Competitive yoga is the performance of asanas in sporting competitions. The activity is controversial as it appears to conflict with the nature of yoga.

History

The International Federation of Sports Yoga has organised annual championships since 1989, and is led by Fernando Estevez-Griego (Swami Maitreyananda). These competitions are not restricted to asanas, but cover all eight limbs of yoga identified in the Yoga Sutras of Patanjali. The 1989 competition was held in Montevideo with the asana competition in Pondicherry.

Competitive yoga has been practised by adults in America since 2009 under the auspices of the nonprofit organisation USA Yoga; competitions were later introduced for children from the age of 7. The fiercely contested Bishnu Charan Ghosh Cup is held annually in Los Angeles. Ghosh inspired the yoga style of Bikram Choudhury, the founder of Bikram Yoga, and Choudhury has been closely associated with America's competitive yoga from its inception. 

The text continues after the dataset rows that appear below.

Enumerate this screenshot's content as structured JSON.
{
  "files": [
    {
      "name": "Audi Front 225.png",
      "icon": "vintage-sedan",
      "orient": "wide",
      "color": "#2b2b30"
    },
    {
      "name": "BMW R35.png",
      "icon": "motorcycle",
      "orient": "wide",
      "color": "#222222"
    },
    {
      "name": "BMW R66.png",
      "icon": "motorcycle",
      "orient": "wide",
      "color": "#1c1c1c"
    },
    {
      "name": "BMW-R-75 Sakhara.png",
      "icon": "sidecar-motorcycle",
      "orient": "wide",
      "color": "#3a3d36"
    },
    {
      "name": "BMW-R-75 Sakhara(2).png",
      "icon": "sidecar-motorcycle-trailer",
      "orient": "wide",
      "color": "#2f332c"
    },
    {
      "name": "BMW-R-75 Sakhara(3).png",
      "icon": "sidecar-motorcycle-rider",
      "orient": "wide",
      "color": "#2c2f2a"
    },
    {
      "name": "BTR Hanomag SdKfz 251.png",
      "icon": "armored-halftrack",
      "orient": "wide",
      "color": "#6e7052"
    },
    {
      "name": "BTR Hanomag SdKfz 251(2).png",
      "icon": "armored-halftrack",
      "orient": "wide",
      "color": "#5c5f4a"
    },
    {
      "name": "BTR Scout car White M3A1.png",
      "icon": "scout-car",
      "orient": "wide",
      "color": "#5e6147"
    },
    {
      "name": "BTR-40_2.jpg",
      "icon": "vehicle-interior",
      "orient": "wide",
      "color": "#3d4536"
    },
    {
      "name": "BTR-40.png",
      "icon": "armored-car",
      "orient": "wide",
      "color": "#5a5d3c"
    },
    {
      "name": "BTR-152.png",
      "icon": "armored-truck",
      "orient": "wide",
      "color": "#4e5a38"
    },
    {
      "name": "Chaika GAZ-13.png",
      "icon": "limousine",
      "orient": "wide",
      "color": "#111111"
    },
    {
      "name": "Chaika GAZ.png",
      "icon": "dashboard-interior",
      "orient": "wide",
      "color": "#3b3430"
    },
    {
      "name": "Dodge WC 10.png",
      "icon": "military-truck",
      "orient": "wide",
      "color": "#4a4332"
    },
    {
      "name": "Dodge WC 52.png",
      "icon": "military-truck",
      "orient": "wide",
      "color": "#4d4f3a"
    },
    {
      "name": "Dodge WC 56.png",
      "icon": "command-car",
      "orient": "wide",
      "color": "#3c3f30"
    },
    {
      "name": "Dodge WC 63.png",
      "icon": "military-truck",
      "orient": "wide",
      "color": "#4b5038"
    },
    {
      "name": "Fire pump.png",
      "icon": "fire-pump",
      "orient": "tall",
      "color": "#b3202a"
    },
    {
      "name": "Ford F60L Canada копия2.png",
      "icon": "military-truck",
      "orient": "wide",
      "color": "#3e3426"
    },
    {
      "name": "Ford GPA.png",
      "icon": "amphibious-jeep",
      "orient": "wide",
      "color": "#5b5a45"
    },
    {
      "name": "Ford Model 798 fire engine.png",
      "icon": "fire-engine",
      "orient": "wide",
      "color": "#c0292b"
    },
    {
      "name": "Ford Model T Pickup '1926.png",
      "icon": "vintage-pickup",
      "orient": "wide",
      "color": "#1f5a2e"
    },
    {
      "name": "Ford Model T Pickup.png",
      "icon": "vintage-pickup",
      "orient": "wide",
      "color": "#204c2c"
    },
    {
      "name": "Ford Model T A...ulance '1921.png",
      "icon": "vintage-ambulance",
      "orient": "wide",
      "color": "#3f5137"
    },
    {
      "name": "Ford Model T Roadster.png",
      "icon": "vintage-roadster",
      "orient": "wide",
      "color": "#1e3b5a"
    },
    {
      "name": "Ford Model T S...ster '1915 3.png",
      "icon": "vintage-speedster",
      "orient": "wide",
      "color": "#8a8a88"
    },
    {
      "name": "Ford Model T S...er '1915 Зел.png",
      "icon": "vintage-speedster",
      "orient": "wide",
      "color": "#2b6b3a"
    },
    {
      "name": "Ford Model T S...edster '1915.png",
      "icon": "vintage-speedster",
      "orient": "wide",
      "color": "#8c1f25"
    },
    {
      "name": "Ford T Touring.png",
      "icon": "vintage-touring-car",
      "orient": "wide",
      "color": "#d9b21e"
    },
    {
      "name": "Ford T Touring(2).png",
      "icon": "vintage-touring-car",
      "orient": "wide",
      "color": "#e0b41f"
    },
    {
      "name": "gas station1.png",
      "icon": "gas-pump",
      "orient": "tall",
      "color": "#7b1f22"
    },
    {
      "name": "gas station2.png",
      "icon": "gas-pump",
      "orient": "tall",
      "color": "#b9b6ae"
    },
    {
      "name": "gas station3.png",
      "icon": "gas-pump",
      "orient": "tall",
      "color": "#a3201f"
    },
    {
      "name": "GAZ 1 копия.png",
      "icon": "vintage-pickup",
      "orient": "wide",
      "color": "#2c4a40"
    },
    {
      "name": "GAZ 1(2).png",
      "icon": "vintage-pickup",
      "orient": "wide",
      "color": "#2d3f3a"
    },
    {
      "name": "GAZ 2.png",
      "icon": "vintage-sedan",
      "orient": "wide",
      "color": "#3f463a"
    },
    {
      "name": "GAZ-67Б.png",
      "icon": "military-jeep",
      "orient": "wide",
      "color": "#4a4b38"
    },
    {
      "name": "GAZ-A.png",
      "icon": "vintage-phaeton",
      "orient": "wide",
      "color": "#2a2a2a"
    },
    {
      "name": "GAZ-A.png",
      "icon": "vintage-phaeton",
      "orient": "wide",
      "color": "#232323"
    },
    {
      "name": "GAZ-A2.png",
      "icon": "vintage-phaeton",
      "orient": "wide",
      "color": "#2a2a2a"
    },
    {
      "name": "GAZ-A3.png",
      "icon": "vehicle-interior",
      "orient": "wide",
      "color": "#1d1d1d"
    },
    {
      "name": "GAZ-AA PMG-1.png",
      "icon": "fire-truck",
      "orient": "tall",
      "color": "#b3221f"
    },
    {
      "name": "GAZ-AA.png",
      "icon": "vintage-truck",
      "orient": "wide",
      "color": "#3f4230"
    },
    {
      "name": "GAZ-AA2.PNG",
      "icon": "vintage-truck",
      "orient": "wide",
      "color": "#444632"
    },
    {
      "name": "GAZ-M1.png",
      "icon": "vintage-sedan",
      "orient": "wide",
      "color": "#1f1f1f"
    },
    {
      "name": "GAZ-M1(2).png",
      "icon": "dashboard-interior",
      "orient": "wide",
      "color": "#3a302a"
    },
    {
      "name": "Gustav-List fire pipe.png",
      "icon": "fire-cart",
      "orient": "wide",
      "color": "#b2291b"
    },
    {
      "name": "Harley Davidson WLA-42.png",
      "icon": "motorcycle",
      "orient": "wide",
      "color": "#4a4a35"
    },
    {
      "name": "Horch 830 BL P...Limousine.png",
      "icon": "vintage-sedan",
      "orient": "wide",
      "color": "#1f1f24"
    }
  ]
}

The documentary film Posture by Nathan Bender and Daniel Nelson portrays competitors and detractors of the USA Yoga Federation National Championship.

Sport or spiritual

The idea of competitive yoga seems an oxymoron to some people in the yoga community. The author Rajiv Malhotra described competitive yoga as "a form of misappropriation". The yoga teacher Loretta Turner called the term "offensive, because yoga is much more than posturing". The journalist Neal Pollack said that the goal of all types of yoga is samadhi, "enlightened bliss where the ego separates from the self and the practitioner realizes that he's powerless to control the vagaries of an endlessly shifting universe". Instead, Pollack continued, yoga competitions consist of the performance of asanas derived from hatha yoga. He concluded that he was not sure what he had witnessed, but he was glad to return to his usual modest yoga, free of competitiveness.

Yoga practitioners and their instructors commonly work to avoid any feeling of competitiveness. The yoga instructor Tanya Boulton comments that yoga is challenging because it teaches people not to be competitive but to be at peace with themselves. Practitioners are advised not to compare themselves to other people in their class, and to accept that yoga is an inner thing, not a matter of physical perfection.